An alternative embodiment of the invention is shown in FIG. 4. The journal 
bearing ceramic insert 28 is provided with an upper thrust bearing surface 
74 and lower thrust bearing surface 70. These two surfaces 70, 74 are 
parallel and respectively face against thrust bearing rings 80, 82. The 
two opposed pairs of thrust bearing surfaces will constrain the ceramic 
insert 28 from axial movement along the axis of shaft 10. 
The magnets 30, 32 are functionally identical to those in FIGS. 1 and 2. 
As with the thrust bearing surfaces 24, 31 of FIG. 2, the surfaces 70, 72 
and 74, 76 may be provided with spiral grooves to provide the pumping 
action on the magnetic fluid. 
Positioning ring 84 is provided to position ring 82 and journal bearing 
insert 28 relative to ring 80 and control spacing between the thrust 
bearing surfaces 70, 72 and 74, 76. 
Shunts 86, 88 magnetically connect the magnets 32, 30 respectively to hub 
90 to complete the flux path through the hub 90. 
From the description of FIG. 4, it is appreciated that the seal circuit 
comprising two relatively weak magnets 30, 32, a shunt path 86, 90, 88 and 
the shaft 10 may enclose a journal bearing as well as two thrust bearings. 

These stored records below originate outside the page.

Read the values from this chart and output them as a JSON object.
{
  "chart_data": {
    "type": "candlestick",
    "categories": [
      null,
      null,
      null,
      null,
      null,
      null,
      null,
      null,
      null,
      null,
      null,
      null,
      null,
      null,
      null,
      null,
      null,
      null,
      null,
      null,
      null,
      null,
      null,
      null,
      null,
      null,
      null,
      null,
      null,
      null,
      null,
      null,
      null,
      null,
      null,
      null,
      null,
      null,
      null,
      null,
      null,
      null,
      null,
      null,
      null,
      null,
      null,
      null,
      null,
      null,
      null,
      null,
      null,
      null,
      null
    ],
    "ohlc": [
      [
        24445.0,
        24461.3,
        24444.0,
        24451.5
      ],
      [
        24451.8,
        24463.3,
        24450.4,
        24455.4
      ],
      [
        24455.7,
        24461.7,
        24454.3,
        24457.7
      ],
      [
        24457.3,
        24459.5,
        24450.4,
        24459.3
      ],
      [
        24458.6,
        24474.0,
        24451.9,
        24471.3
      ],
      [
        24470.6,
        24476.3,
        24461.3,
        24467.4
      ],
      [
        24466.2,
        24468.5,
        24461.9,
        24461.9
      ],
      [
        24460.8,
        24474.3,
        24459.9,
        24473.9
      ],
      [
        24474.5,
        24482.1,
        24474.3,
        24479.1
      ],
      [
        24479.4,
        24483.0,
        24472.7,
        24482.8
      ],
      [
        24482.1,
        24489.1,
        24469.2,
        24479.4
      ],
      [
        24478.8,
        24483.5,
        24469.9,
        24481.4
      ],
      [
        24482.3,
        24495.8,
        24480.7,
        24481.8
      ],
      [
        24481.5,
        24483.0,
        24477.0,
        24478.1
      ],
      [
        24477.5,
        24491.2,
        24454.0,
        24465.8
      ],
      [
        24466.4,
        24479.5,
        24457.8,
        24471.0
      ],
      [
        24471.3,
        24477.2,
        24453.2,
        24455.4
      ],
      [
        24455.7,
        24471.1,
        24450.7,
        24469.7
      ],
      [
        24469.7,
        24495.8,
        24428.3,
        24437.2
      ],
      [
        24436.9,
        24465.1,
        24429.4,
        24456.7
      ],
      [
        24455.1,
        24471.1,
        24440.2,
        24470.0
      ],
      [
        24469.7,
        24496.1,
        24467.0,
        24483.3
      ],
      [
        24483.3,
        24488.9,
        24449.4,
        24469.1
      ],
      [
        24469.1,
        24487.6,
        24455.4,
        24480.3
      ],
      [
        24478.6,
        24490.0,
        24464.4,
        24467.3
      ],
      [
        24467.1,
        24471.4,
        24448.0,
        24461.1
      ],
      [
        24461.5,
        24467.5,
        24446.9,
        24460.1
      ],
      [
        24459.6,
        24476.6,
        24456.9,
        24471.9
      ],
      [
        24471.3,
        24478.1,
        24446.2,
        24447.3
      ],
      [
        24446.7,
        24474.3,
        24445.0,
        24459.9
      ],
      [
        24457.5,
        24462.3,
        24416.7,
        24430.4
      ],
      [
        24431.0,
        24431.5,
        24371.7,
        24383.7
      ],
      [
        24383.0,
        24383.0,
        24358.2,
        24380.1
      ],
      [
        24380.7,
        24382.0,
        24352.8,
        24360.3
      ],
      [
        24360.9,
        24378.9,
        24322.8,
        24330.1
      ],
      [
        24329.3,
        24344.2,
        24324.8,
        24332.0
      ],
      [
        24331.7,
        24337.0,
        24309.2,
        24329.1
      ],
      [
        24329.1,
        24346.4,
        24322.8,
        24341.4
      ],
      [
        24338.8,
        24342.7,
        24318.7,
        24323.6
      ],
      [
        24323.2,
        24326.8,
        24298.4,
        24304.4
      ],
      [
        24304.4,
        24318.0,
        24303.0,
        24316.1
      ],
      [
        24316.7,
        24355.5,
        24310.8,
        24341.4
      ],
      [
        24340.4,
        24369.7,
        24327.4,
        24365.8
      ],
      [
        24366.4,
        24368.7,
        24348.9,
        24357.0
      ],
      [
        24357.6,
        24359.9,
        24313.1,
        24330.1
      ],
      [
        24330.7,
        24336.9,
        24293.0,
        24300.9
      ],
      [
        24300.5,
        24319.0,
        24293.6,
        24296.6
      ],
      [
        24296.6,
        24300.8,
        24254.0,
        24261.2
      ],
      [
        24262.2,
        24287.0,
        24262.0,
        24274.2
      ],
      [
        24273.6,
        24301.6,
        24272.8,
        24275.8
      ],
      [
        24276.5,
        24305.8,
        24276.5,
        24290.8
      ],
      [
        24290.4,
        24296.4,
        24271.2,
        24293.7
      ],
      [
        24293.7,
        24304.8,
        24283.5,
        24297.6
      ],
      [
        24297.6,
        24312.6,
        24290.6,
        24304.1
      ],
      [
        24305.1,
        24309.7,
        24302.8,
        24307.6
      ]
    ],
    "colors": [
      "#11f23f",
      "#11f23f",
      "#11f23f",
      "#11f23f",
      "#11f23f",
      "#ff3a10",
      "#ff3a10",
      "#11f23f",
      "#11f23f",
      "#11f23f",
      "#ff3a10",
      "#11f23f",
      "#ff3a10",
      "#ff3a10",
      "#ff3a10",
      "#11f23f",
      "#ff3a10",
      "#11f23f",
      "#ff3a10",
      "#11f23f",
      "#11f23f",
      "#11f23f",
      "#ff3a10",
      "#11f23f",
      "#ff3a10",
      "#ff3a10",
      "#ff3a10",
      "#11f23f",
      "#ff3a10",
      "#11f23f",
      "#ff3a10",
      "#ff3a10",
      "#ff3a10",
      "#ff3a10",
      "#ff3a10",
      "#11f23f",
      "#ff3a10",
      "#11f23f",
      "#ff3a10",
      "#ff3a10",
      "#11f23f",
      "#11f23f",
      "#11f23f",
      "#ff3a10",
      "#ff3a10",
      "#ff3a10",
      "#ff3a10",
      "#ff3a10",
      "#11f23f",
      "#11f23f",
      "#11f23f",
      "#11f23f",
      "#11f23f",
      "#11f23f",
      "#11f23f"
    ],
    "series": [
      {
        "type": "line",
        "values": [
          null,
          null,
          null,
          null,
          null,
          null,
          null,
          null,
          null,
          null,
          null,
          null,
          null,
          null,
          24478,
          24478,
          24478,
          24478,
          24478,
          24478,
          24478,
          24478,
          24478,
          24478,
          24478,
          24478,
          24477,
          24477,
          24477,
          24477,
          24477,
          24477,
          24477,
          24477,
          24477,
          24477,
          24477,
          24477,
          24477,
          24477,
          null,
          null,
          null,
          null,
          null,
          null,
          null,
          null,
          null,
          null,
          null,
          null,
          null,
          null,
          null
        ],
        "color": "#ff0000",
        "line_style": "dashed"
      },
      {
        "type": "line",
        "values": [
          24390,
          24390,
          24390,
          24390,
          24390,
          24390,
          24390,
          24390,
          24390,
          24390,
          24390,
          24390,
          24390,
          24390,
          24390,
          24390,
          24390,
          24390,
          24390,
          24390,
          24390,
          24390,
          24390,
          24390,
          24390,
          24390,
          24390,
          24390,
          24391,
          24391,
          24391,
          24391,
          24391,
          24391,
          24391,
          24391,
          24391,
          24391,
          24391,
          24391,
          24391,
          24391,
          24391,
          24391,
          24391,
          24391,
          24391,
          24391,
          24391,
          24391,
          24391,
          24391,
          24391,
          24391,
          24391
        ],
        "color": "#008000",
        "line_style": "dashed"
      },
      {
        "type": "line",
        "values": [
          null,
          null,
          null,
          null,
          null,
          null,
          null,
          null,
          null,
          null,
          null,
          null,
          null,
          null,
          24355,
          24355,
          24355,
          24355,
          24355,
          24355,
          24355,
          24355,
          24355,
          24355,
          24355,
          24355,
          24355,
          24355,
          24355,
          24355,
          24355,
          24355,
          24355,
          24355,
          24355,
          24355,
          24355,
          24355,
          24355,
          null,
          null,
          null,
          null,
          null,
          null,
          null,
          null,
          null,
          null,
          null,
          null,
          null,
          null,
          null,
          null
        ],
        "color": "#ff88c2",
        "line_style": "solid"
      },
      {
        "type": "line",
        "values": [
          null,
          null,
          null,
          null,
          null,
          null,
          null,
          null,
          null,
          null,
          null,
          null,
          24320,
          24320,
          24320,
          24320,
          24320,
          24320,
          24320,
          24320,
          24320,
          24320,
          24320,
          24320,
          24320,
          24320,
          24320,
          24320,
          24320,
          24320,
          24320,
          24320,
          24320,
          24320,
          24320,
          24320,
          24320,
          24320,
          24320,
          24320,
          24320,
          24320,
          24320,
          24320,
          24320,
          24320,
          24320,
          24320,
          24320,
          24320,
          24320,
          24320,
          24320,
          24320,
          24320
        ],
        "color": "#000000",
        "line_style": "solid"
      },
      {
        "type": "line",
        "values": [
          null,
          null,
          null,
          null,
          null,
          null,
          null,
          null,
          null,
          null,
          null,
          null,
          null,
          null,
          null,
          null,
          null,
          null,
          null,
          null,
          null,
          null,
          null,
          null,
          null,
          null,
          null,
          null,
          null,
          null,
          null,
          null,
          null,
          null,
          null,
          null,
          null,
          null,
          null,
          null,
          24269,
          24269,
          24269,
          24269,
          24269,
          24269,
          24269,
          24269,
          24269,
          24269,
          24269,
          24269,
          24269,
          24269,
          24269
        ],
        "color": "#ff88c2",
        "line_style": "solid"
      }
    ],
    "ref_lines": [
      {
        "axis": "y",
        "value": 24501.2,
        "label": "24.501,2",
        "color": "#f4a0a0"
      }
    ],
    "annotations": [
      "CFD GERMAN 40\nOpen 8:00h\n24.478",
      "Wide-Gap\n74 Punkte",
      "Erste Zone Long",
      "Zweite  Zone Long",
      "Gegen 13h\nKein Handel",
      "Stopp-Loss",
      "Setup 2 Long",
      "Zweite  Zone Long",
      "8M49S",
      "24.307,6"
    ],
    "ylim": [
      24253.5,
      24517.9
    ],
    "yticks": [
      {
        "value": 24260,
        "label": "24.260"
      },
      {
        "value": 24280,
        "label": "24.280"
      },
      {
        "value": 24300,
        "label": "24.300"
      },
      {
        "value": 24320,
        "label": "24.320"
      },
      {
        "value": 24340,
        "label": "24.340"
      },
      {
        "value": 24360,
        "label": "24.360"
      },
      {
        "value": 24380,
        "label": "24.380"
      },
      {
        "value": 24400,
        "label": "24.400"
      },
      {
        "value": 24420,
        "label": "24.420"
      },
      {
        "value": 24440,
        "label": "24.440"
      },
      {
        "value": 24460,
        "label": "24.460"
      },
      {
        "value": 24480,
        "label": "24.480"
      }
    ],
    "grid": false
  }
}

By utilizing the magnets 30, 32 themselves at the gaps 37 and disposing the 
magnets 30, 32 such that the interior surface of the annular magnet ring 
30 or 32 is disposed proximate to the exterior of shaft 10, a very high 
flux density at the gap 37 is accomplished without the use of an unduly 
strong or large magnet. Interconnecting the two magnets 30, 32 with the 
shunt 34 acts to complete the flux path and, at the same time, constrains 
and controls the flux generated by magnets 30, 32 and prevents undue stray 
flux from escaping from the flux circuit path. By the use of steel in 
shunt 34, the shunt 34 controls and constrains the flux to the interior of 
the shunt 34 to a very high degree; stray flux is prevented from 
propagating into the disk environment, inadvertently affecting the 
magnetic storage disks, and potentially destroying valuable data stored on 
the disks. 
The need for a large, strong single magnet is overcome and the possibility 
of the large, strong single magnet propagating stray flux into the 
magnetic storage disk environment is eliminated by the use of the weaker 
magnets 30, 32 positioned to focus their flux in a very concentrated area 
of the gaps 37 between the magnets 30, 32 and the shaft 10. 
The foregoing preferred embodiment of the best mode for carrying out the 
invention has been described, but it should be understood that variations 
and changes may be made without departing from the scope and spirit of the 
invention as set forth by the claims.